After writing more than a dozen best-selling books for adults, Green began a series of novels for young readers set in a world of sports. Football Genius reached The New York Times best-seller list of children’s chapter books. Then, in 2017, Green and baseball legend Derek Jeter teamed up to write the Baseball Genius series. Green has traveled the United States speaking at schools, inspiring thousands of kids to discover the joys of reading. Passionate about children becoming kinder people and being more understanding of other people through the act of reading, he has used his speaking fees to buy books for children, schools, and libraries that can’t otherwise afford them.

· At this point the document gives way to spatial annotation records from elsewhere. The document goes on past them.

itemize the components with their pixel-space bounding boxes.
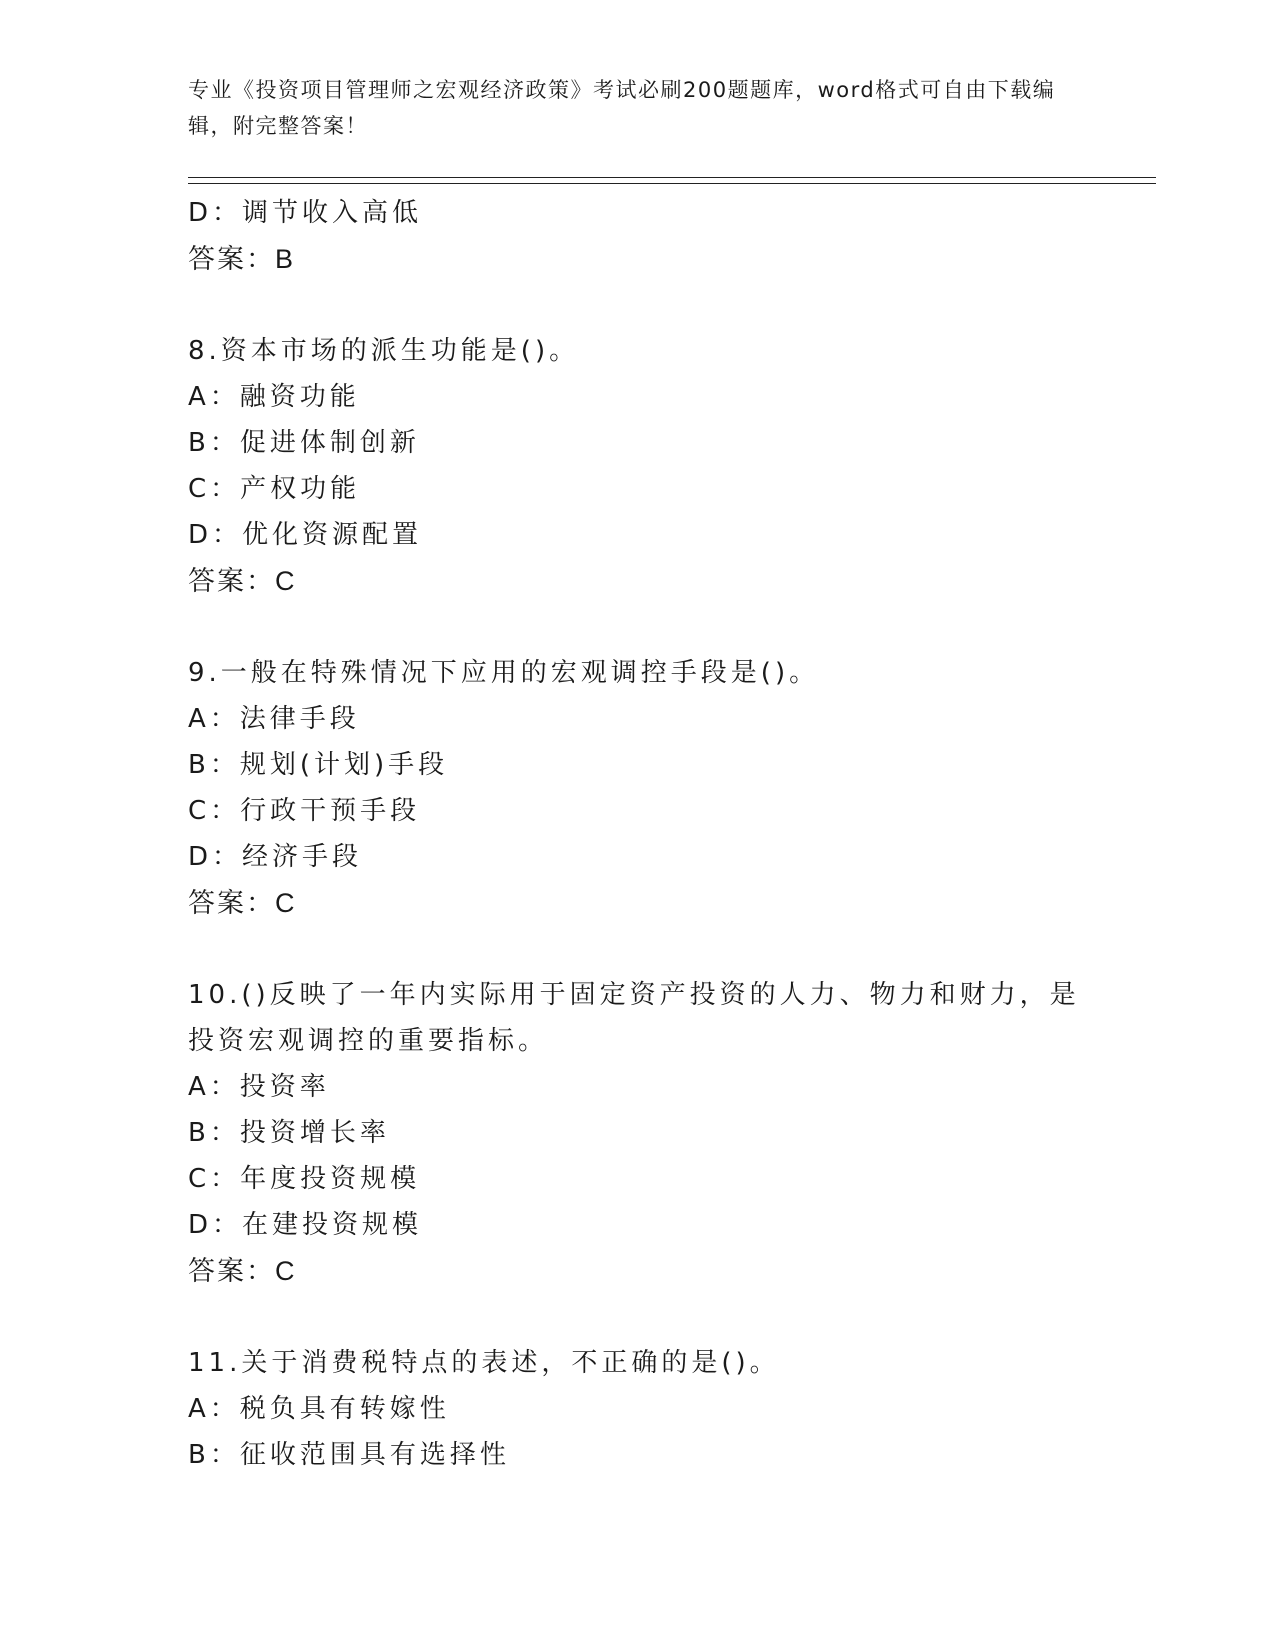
answer-line: 答案：B (188, 244, 296, 274)
option-b: B：促进体制创新 (188, 428, 420, 458)
option-d: D：优化资源配置 (188, 520, 423, 550)
option-a: A：税负具有转嫁性 (188, 1394, 450, 1424)
question-block (188, 650, 1088, 926)
option-a: A：投资率 (188, 1072, 330, 1102)
option-d: D：在建投资规模 (188, 1210, 423, 1240)
answer-line: 答案：C (188, 566, 297, 596)
question-block (188, 1340, 1088, 1478)
question-block (188, 972, 1088, 1294)
header-divider (188, 177, 1156, 184)
option-b: B：规划(计划)手段 (188, 750, 449, 780)
question-text: 10.()反映了一年内实际用于固定资产投资的人力、物力和财力，是投资宏观调控的重要指标。 (188, 980, 1080, 1056)
document-title: 专业《投资项目管理师之宏观经济政策》考试必刷200题题库，word格式可自由下载编辑，附完整答案！ (188, 78, 1056, 138)
question-text: 11.关于消费税特点的表述，不正确的是()。 (188, 1348, 780, 1378)
option-d: D：经济手段 (188, 842, 363, 872)
option-c: C：行政干预手段 (188, 796, 421, 826)
question-text: 8.资本市场的派生功能是()。 (188, 336, 580, 366)
option-a: A：融资功能 (188, 382, 360, 412)
answer-line: 答案：C (188, 888, 297, 918)
option-c: C：产权功能 (188, 474, 361, 504)
question-list (188, 190, 1088, 1524)
question-text: 9.一般在特殊情况下应用的宏观调控手段是()。 (188, 658, 820, 688)
document-header (188, 72, 1088, 144)
option-c: C：年度投资规模 (188, 1164, 421, 1194)
question-block (188, 328, 1088, 604)
option-b: B：投资增长率 (188, 1118, 390, 1148)
option-d: D：调节收入高低 (188, 198, 423, 228)
option-b: B：征收范围具有选择性 (188, 1440, 510, 1470)
question-block (188, 190, 1088, 282)
answer-line: 答案：C (188, 1256, 297, 1286)
option-a: A：法律手段 (188, 704, 360, 734)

Green cites Professor Emeritus Travis H.D. Lewin as a major influence on both his legal and writing career. “Professor Lewin taught me evidence,” says Green. “He gave me confidence to write about courtroom drama, so I began writing a series of legal thrillers—instead of sports thrillers—and my book sales went from the tens of thousands to the millions. Thanks, Professor Lewin!”
Green’s expertise in contracts also has had a positive effect on his writing career: “My legal training has helped my writing, especially with my ability to read complex contracts and understand the terms, which I am then able to discuss with my agent.”
“I have been fortunate that my legal career has been as a rainmaker,” continues Green. “This has afforded me the flexibility during workdays to carve out time for writing.” Green says that through his books he has been able to build strong relationships—“really, friendships”—with clients. “Whether it’s suspense novels for them, or middle grade sports novels for their kids, my writing has paid for itself 10 times over.”
As for the influence of legal writing on his creative writing, Green is adamant that it’s had
a compelling, positive effect. He uses, appropriately, a sports metaphor to describe the relationship: “Legal writing requires discipline and accuracy. It’s like weightlifting for football: the exercise enhances your performance.”